Using old HDD motors




Hard drives have high-speed low-profile motors that can be re-used. More often than not it's the logic board that fails in a hard drive and the motors are OK

This is a simple program for a PIC16F84 that changes the bit pattern for switching the FET coil drivers. The most important part of this program is the table of values stored in the EEPROM, because this pattern sets the phase relationships between the FETs and consequently the voltage waveforms that the coils see. The oscillator speed of the PIC is not important in this particular program as the changes are being instigated by an external clock.

The motor needs to be started at a low speed (less than about 6 revs/second) and slowly accelerated to the final required speed.
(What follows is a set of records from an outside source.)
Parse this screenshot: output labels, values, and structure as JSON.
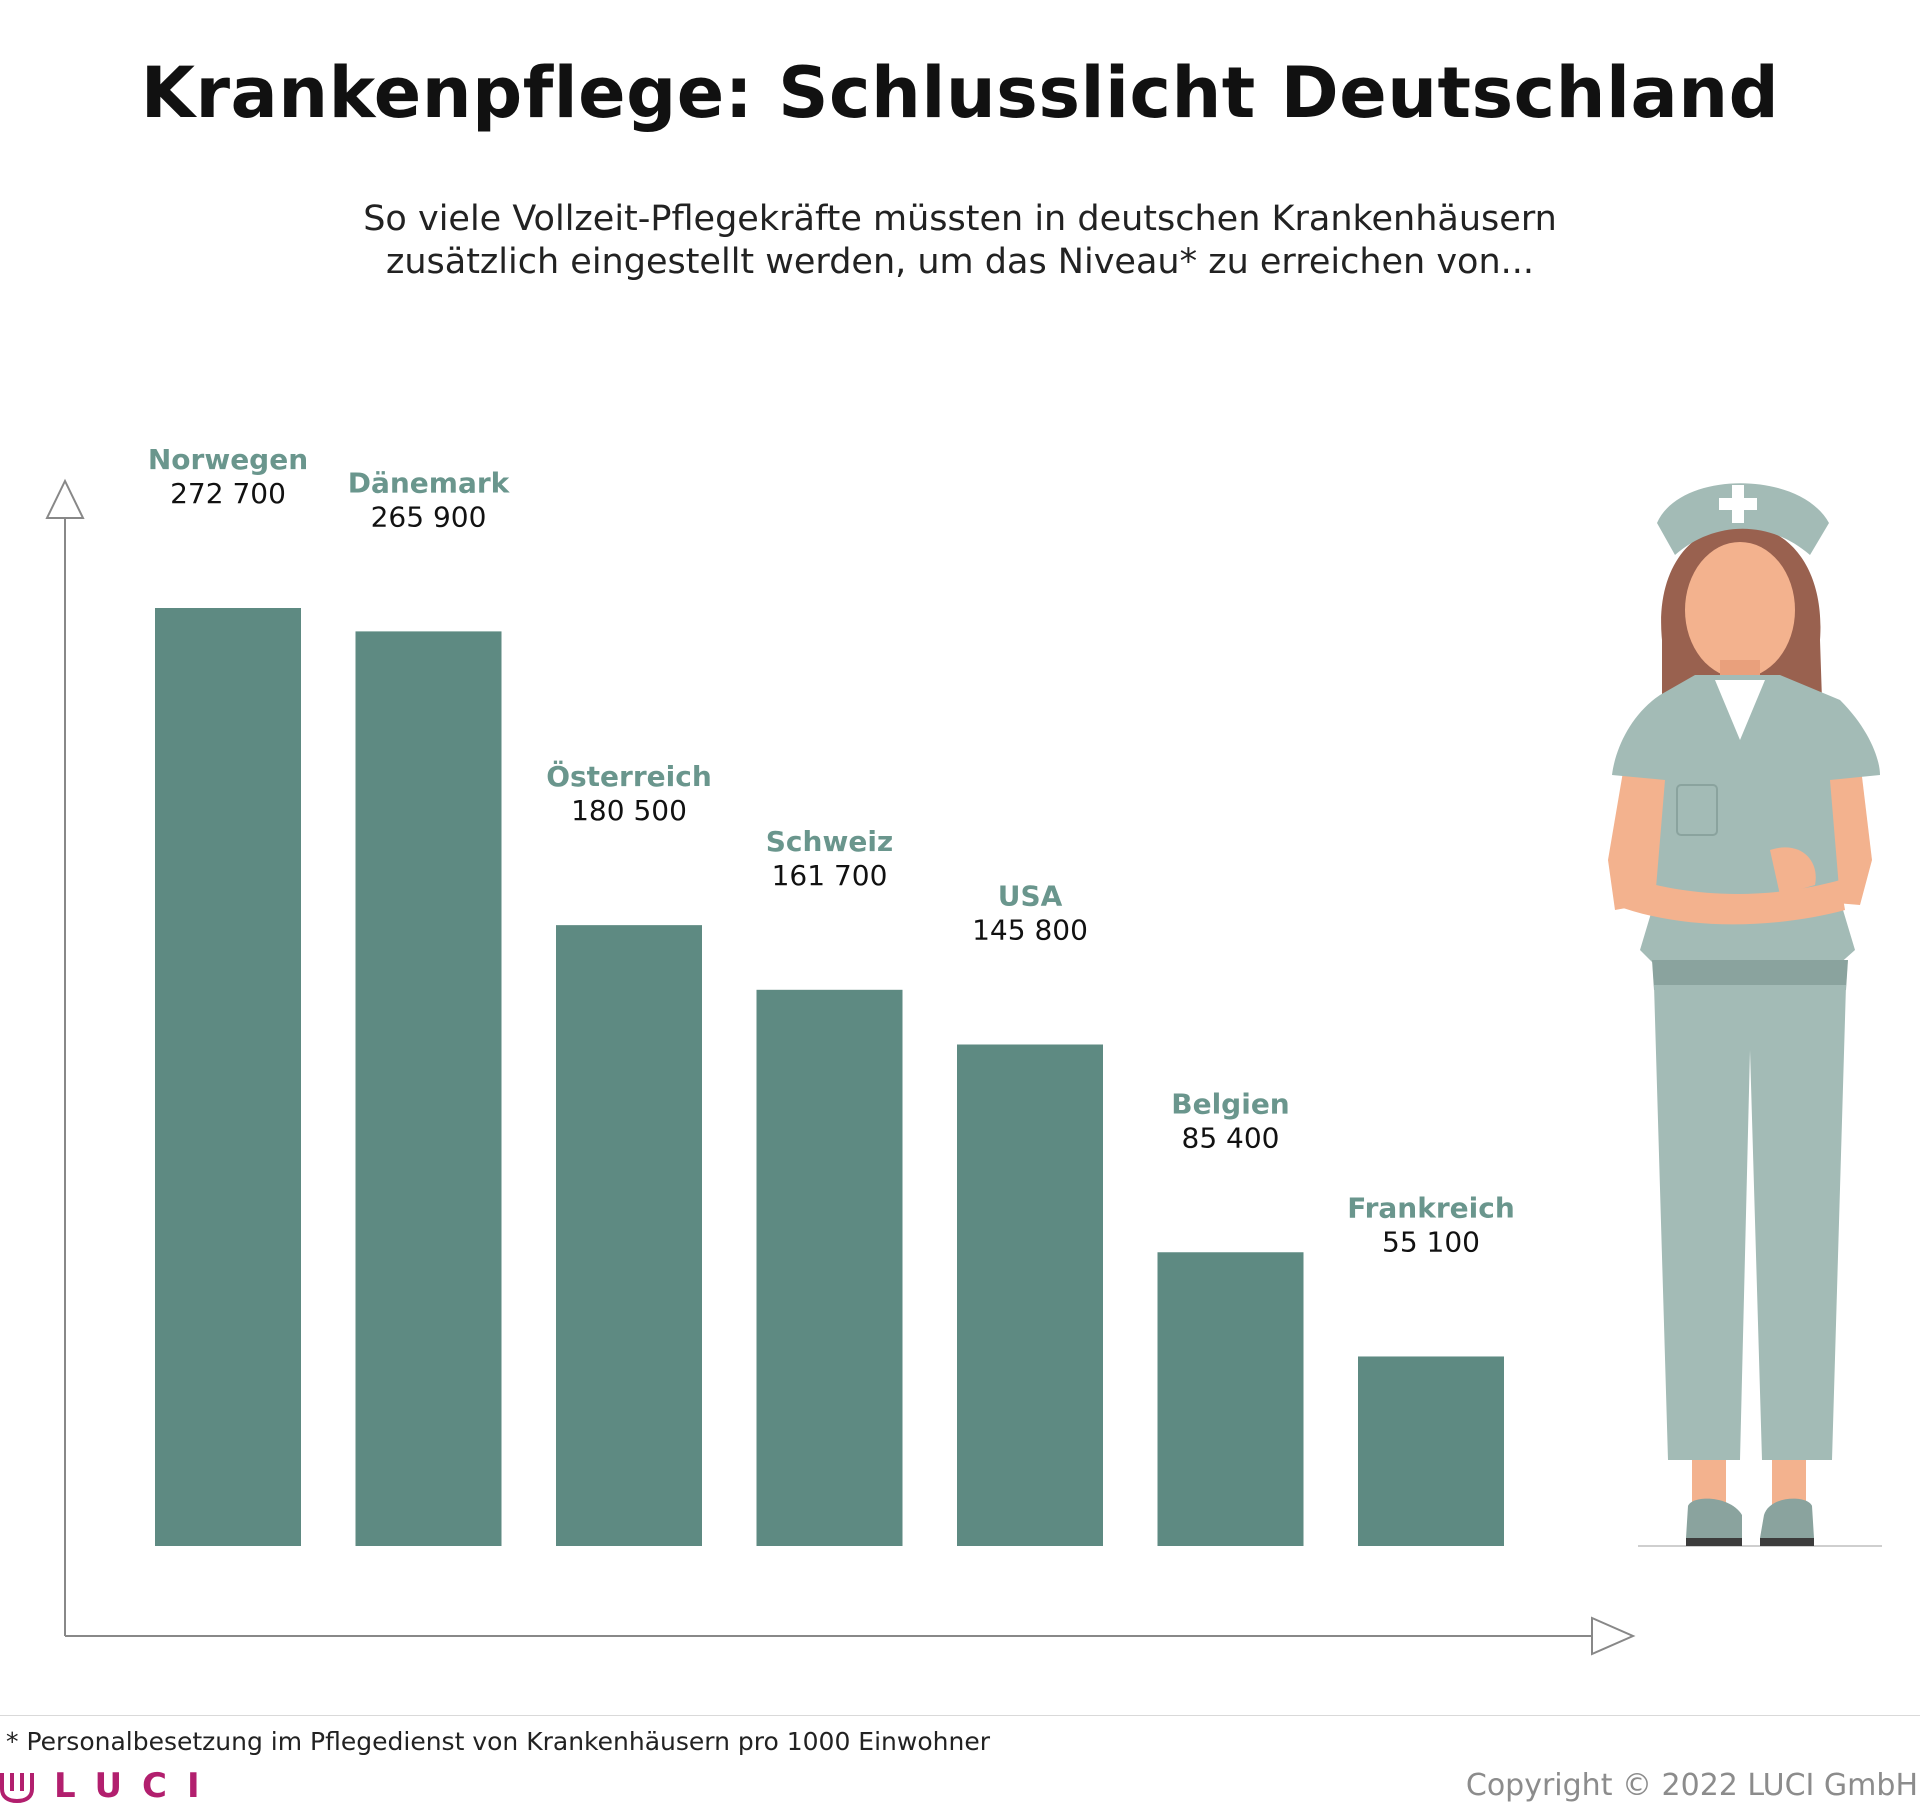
{
  "title": "Krankenpflege: Schlusslicht Deutschland",
  "subtitle": "So viele Vollzeit-Pflegekräfte müssten in deutschen Krankenhäusern zusätzlich eingestellt werden, um das Niveau* zu erreichen von...",
  "footnote": "* Personalbesetzung im Pflegedienst von Krankenhäusern pro 1000 Einwohner",
  "logo_text": "LUCI",
  "copyright": "Copyright © 2022 LUCI GmbH",
  "colors": {
    "bar": "#5e8a82",
    "label": "#6a968d",
    "axis": "#888888",
    "logo": "#b21f6e"
  },
  "icons": [
    "nurse-illustration",
    "logo-icon"
  ],
  "chart_data": {
    "type": "bar",
    "title": "Krankenpflege: Schlusslicht Deutschland",
    "categories": [
      "Norwegen",
      "Dänemark",
      "Österreich",
      "Schweiz",
      "USA",
      "Belgien",
      "Frankreich"
    ],
    "values": [
      272700,
      265900,
      180500,
      161700,
      145800,
      85400,
      55100
    ],
    "value_labels": [
      "272 700",
      "265 900",
      "180 500",
      "161 700",
      "145 800",
      "85 400",
      "55 100"
    ],
    "ylim": [
      0,
      272700
    ],
    "grid": false,
    "legend": "none"
  }
}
You can hear this acceleration as a rising whine in a working drive in a PC when it powers up after being shut down. If the final speed is always to be the same then a routine could be written in the micro that slowly decreases the interruption of a timer loop to accelerate the motor from low power-up speed to final speed.

Hard drives with this motor usually run at 3000rpm (50 revs/second) when working in a PC, but the speed can be set anywhere from a few revs/sec up to about 55 rps, at which point the motor will not be able to keep up with the driving wave and stop. At 12V the torque is not too bad, and the bolt holes that are used to attach the platters can be used to fix a pulley or gear wheel for a step-down motion drive. Other uses could be spinning a propellor clock, fan, or sensor. At 5V supply the motor will still spin at the same speed as it would at 12V (because it's being driven by a frequency) but has very low torque. It will not self-start at 5V. Current consumptions are ;

12V  10rps  (  600rpm)  200mA
12V  50rps  (3000rpm)  110mA
  5V  10rps  (  600rpm)    40mA
  5V  50rps  (3000rpm)    20mA

The motor should be mounted on a heatsinking chassis to help keep it cool if run for extended periods. The FETs (rated at 0.7A to 1.1A) will normally run cool

Download  HDD motor driver






Typical HDD motor (Shinano Tokki Corp or Sankyo from a Conner CP3010)





;hddmotor.asm - driver for 3-coil HDD motor
;13/12/2000

;Look for external clock on a3 and change FET-driving bit pattern

clock    equ porta.3    ;i/p clock

;EEPROM bit patterns

ee1      dbee  24h   ;100 100
ee2      dbee  36h   ;110 110
ee3      dbee  12h   ;010 010
ee4      dbee  1bh   ;011 011
ee5      dbee  09h   ;001 001
ee6      dbee  2dh   ;101 101

index    rb    ;RAM byte for counter

setup

movlw  08h
tris  porta
movlw  00h
tris  portb
movlw  80h
option
clrf  index
movlw  24h
movwf  portb

clocklo    ;main loop

btfss  clock       ;wait for ext clock to go high
goto  clocklo

change    ;

movf  index,w    ;get next bit pattern from EE
movwf  eeadr
call  readee
movwf  portb

incf  index,f
movlw  06          ;loop for 6 EE locations
xorwf  index,w
btfss  zero
goto  clockhi
clrf  index

clockhi    ;

btfsc  clock       ;wait for clock low
goto  clockhi
goto  clocklo     ;next clock, next pattern

readee    ;get next pattern

bsf  rp0
bsf  rd
bcf  rp0
movf  eedata,w
return












Other useful bits in hard drives





One of the things disks can be used for is making wind chimes. Below is a picture of some in my stash recovered from various drives. From top to bottom in the pile are 65mm, 95mm and 130mm disks. Under that is a picture of the two types of finishes. On the left is the older red copper and on the right is the newer bronze, which can be anything from light smokey brown to almost black. Both are very smooth and reflective. The bronze ones tend to be thinner and so have a better ring, whereas the red copper ones have more of a clungy bell sound. The best way to hang either is to have minimal contact by forming a wire "V" for the disk to sit in. The "V" has a flat at the bottom of it at least as wide as the thickness of the disk. Doing this allows the disk to vibrate freely, more so for a disk that's suspended close to the centre hole. Either 4, 5 or 6 disks can be hung from threads or wires (shown here using some enamelled wire scavenged from an old TV choke) and allowed to swing into each other, or the disks can be hit by a centre clanger. Or both if you want a lot of noise (personally I like my peace and quiet and generally make them only for people who don't live near me !!)